Sur les affaires de Mokhtaria Chaïb, un mélange d’au moins quatre ADN permet d’établir deux profils, mais partiels. Il faudra attendre août 2014, pour que le logiciel du FNAEG puisse faire des rapprochements avec des profils partiels.

Les premiers aveux de Jacques Rançon en 2014

À la suite d’un rapprochement, Jacques Rançon est interpellé à son domicile le 14 octobre 2014. L’homme de 54 ans est entendu dans les locaux de la police judiciaire de Perpignan. Après plus de 24 heures de garde à vue, Jacques Rançon passe aux aveux. Il reconnaît le meurtre de Mokhtaria Chaïb, retrouvée mutilée le 21 décembre 1997.

Le lendemain de cette interpellation, une jeune femme de 19 ans voit la photo de Jacques Rançon dans la presse et reconnaît son agresseur. En mars 1998, elle a reçu plusieurs coups de couteau au ventre et a manqué de peu d'être égorgée, au pied de son immeuble à Perpignan, avant de réussir à échapper à son agresseur.

Nouveaux aveux en 2015

Jacques Rançon est soupçonné d’être l’auteur de cette tentative de meurtre. Il est placé en garde à vue le 3 juin 2015 et reconnaît l’agression. Cinq jours plus tard, à cause de ses aveux, il est également entendu dans l’affaire Marie-Hélène Gonzalez et il avoue le viol et le meurtre de la jeune femme en juin 1998.

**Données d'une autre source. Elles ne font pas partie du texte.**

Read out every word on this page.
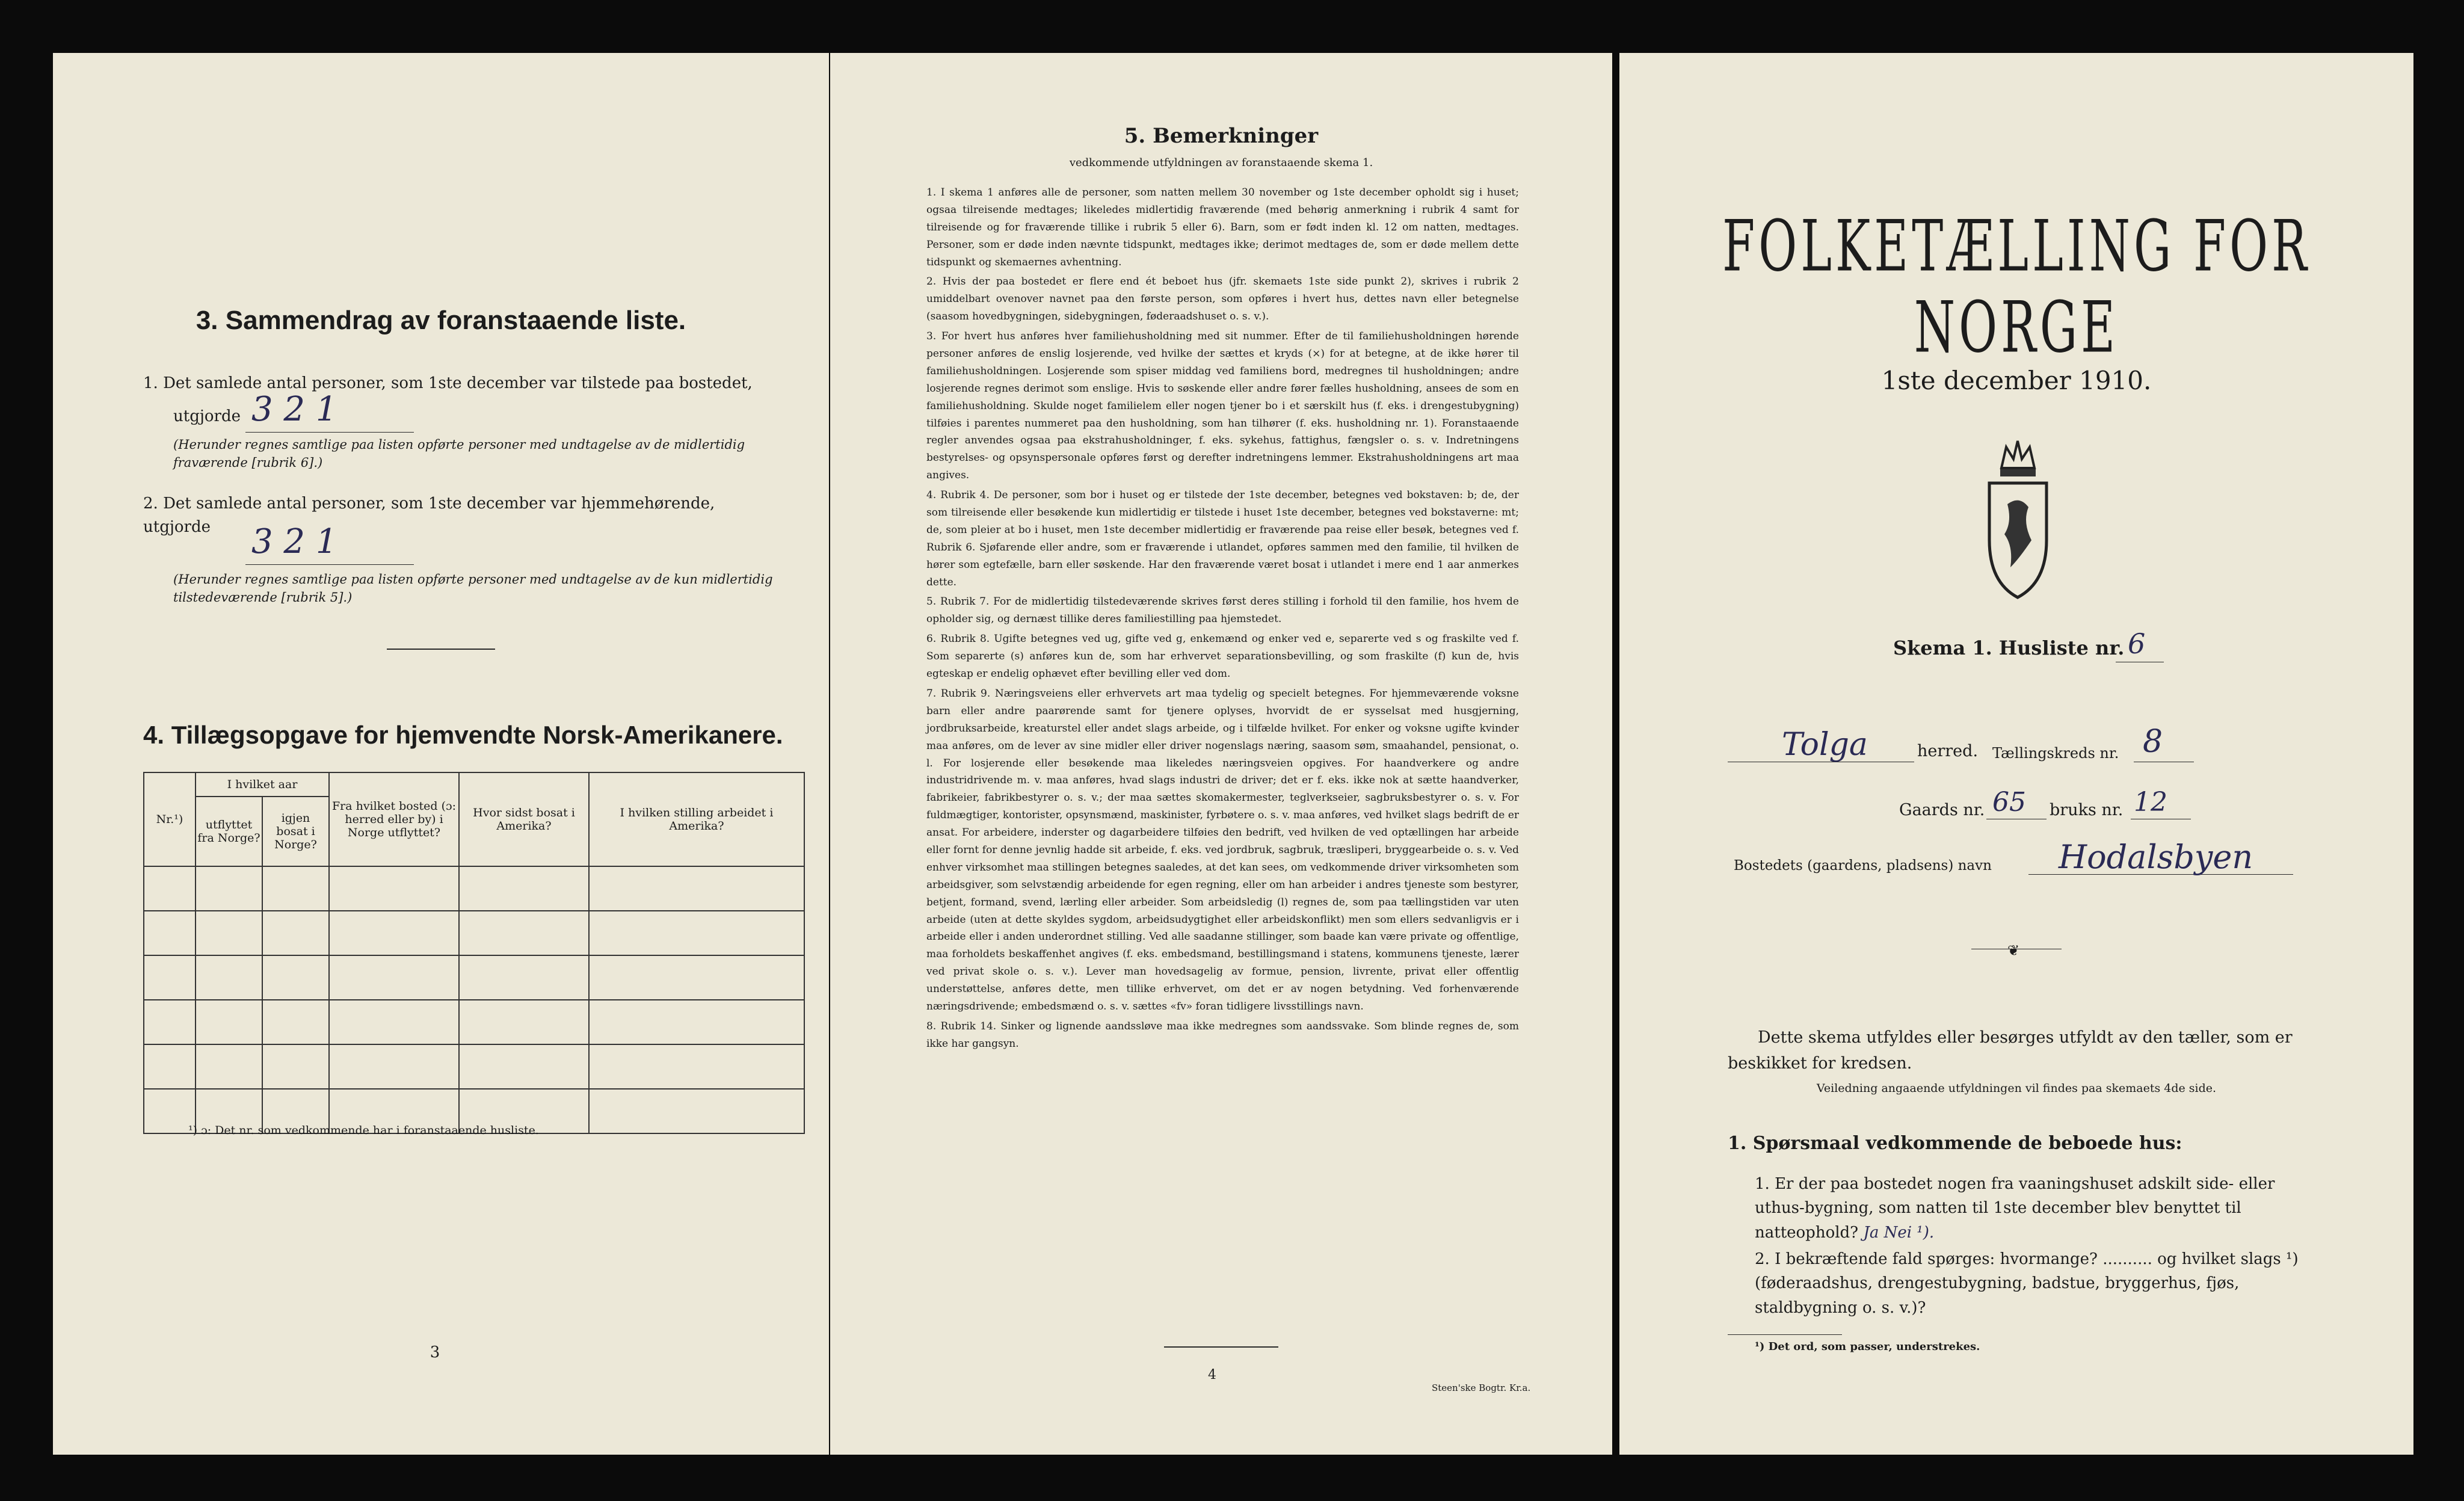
3. Sammendrag av foranstaaende liste.
1. Det samlede antal personer, som 1ste december var tilstede paa bostedet,
utgjorde 3 2 1
(Herunder regnes samtlige paa listen opførte personer med undtagelse av de midlertidig fraværende [rubrik 6].)
2. Det samlede antal personer, som 1ste december var hjemmehørende, utgjorde	3 2 1
(Herunder regnes samtlige paa listen opførte personer med undtagelse av de kun midlertidig tilstedeværende [rubrik 5].)
4. Tillægsopgave for hjemvendte Norsk-Amerikanere.
Nr.¹)	I hvilket aar		Fra hvilket bosted (ɔ: herred eller by) i Norge utflyttet?	Hvor sidst bosat i Amerika?	I hvilken stilling arbeidet i Amerika?
	utflyttet fra Norge?	igjen bosat i Norge?			

¹) ɔ: Det nr. som vedkommende har i foranstaaende husliste.
3
5. Bemerkninger
vedkommende utfyldningen av foranstaaende skema 1.

1. I skema 1 anføres alle de personer, som natten mellem 30 november og 1ste december opholdt sig i huset; ogsaa tilreisende medtages; likeledes midlertidig fraværende (med behørig anmerkning i rubrik 4 samt for tilreisende og for fraværende tillike i rubrik 5 eller 6). Barn, som er født inden kl. 12 om natten, medtages. Personer, som er døde inden nævnte tidspunkt, medtages ikke; derimot medtages de, som er døde mellem dette tidspunkt og skemaernes avhentning.

2. Hvis der paa bostedet er flere end ét beboet hus (jfr. skemaets 1ste side punkt 2), skrives i rubrik 2 umiddelbart ovenover navnet paa den første person, som opføres i hvert hus, dettes navn eller betegnelse (saasom hovedbygningen, sidebygningen, føderaadshuset o. s. v.).

3. For hvert hus anføres hver familiehusholdning med sit nummer. Efter de til familiehusholdningen hørende personer anføres de enslig losjerende, ved hvilke der sættes et kryds (×) for at betegne, at de ikke hører til familiehusholdningen. Losjerende som spiser middag ved familiens bord, medregnes til husholdningen; andre losjerende regnes derimot som enslige. Hvis to søskende eller andre fører fælles husholdning, ansees de som en familiehusholdning. Skulde noget familielem eller nogen tjener bo i et særskilt hus (f. eks. i drengestubygning) tilføies i parentes nummeret paa den husholdning, som han tilhører (f. eks. husholdning nr. 1). Foranstaaende regler anvendes ogsaa paa ekstrahusholdninger, f. eks. sykehus, fattighus, fængsler o. s. v. Indretningens bestyrelses- og opsynspersonale opføres først og derefter indretningens lemmer. Ekstrahusholdningens art maa angives.

4. Rubrik 4. De personer, som bor i huset og er tilstede der 1ste december, betegnes ved bokstaven: b; de, der som tilreisende eller besøkende kun midlertidig er tilstede i huset 1ste december, betegnes ved bokstaverne: mt; de, som pleier at bo i huset, men 1ste december midlertidig er fraværende paa reise eller besøk, betegnes ved f. Rubrik 6. Sjøfarende eller andre, som er fraværende i utlandet, opføres sammen med den familie, til hvilken de hører som egtefælle, barn eller søskende. Har den fraværende været bosat i utlandet i mere end 1 aar anmerkes dette.

5. Rubrik 7. For de midlertidig tilstedeværende skrives først deres stilling i forhold til den familie, hos hvem de opholder sig, og dernæst tillike deres familiestilling paa hjemstedet.

6. Rubrik 8. Ugifte betegnes ved ug, gifte ved g, enkemænd og enker ved e, separerte ved s og fraskilte ved f. Som separerte (s) anføres kun de, som har erhvervet separationsbevilling, og som fraskilte (f) kun de, hvis egteskap er endelig ophævet efter bevilling eller ved dom.

7. Rubrik 9. Næringsveiens eller erhvervets art maa tydelig og specielt betegnes. For hjemmeværende voksne barn eller andre paarørende samt for tjenere oplyses, hvorvidt de er sysselsat med husgjerning, jordbruksarbeide, kreaturstel eller andet slags arbeide, og i tilfælde hvilket. For enker og voksne ugifte kvinder maa anføres, om de lever av sine midler eller driver nogenslags næring, saasom søm, smaahandel, pensionat, o. l. For losjerende eller besøkende maa likeledes næringsveien opgives. For haandverkere og andre industridrivende m. v. maa anføres, hvad slags industri de driver; det er f. eks. ikke nok at sætte haandverker, fabrikeier, fabrikbestyrer o. s. v.; der maa sættes skomakermester, teglverkseier, sagbruksbestyrer o. s. v. For fuldmægtiger, kontorister, opsynsmænd, maskinister, fyrbøtere o. s. v. maa anføres, ved hvilket slags bedrift de er ansat. For arbeidere, inderster og dagarbeidere tilføies den bedrift, ved hvilken de ved optællingen har arbeide eller fornt for denne jevnlig hadde sit arbeide, f. eks. ved jordbruk, sagbruk, træsliperi, bryggearbeide o. s. v. Ved enhver virksomhet maa stillingen betegnes saaledes, at det kan sees, om vedkommende driver virksomheten som arbeidsgiver, som selvstændig arbeidende for egen regning, eller om han arbeider i andres tjeneste som bestyrer, betjent, formand, svend, lærling eller arbeider. Som arbeidsledig (l) regnes de, som paa tællingstiden var uten arbeide (uten at dette skyldes sygdom, arbeidsudygtighet eller arbeidskonflikt) men som ellers sedvanligvis er i arbeide eller i anden underordnet stilling. Ved alle saadanne stillinger, som baade kan være private og offentlige, maa forholdets beskaffenhet angives (f. eks. embedsmand, bestillingsmand i statens, kommunens tjeneste, lærer ved privat skole o. s. v.). Lever man hovedsagelig av formue, pension, livrente, privat eller offentlig understøttelse, anføres dette, men tillike erhvervet, om det er av nogen betydning. Ved forhenværende næringsdrivende; embedsmænd o. s. v. sættes «fv» foran tidligere livsstillings navn.

8. Rubrik 14. Sinker og lignende aandssløve maa ikke medregnes som aandssvake. Som blinde regnes de, som ikke har gangsyn.

4
Steen'ske Bogtr. Kr.a.
FOLKETÆLLING FOR NORGE
1ste december 1910.
Skema 1. Husliste nr. 6
Tolga	herred. Tællingskreds nr. 8
Gaards nr. 65 bruks nr. 12
Bostedets (gaardens, pladsens) navn Hodalsbyen
❦
Dette skema utfyldes eller besørges utfyldt av den tæller, som er beskikket for kredsen.
Veiledning angaaende utfyldningen vil findes paa skemaets 4de side.
1. Spørsmaal vedkommende de beboede hus:
1. Er der paa bostedet nogen fra vaaningshuset adskilt side- eller uthus-bygning, som natten til 1ste december blev benyttet til natteophold? Ja Nei ¹).
2. I bekræftende fald spørges: hvormange? .......... og hvilket slags ¹) (føderaadshus, drengestubygning, badstue, bryggerhus, fjøs, staldbygning o. s. v.)?
¹) Det ord, som passer, understrekes.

Enfin, le 18 juin 2015, Jacques Rançon reconnaît la tentative de viol, sur une jeune femme de 19 ans près du pont Arago à Perpignan en septembre 1997.

Le procès en 2018

Jacques Rançon est placé en hôpital psychiatrique en raison d'un état mental "fragile", fin juin 2015. Cet ancien cariste magasinier au lourd passé de délinquant sexuel, est incarcéré depuis l'automne 2014. Son procès est prévu du 5 au 26 mars 2018.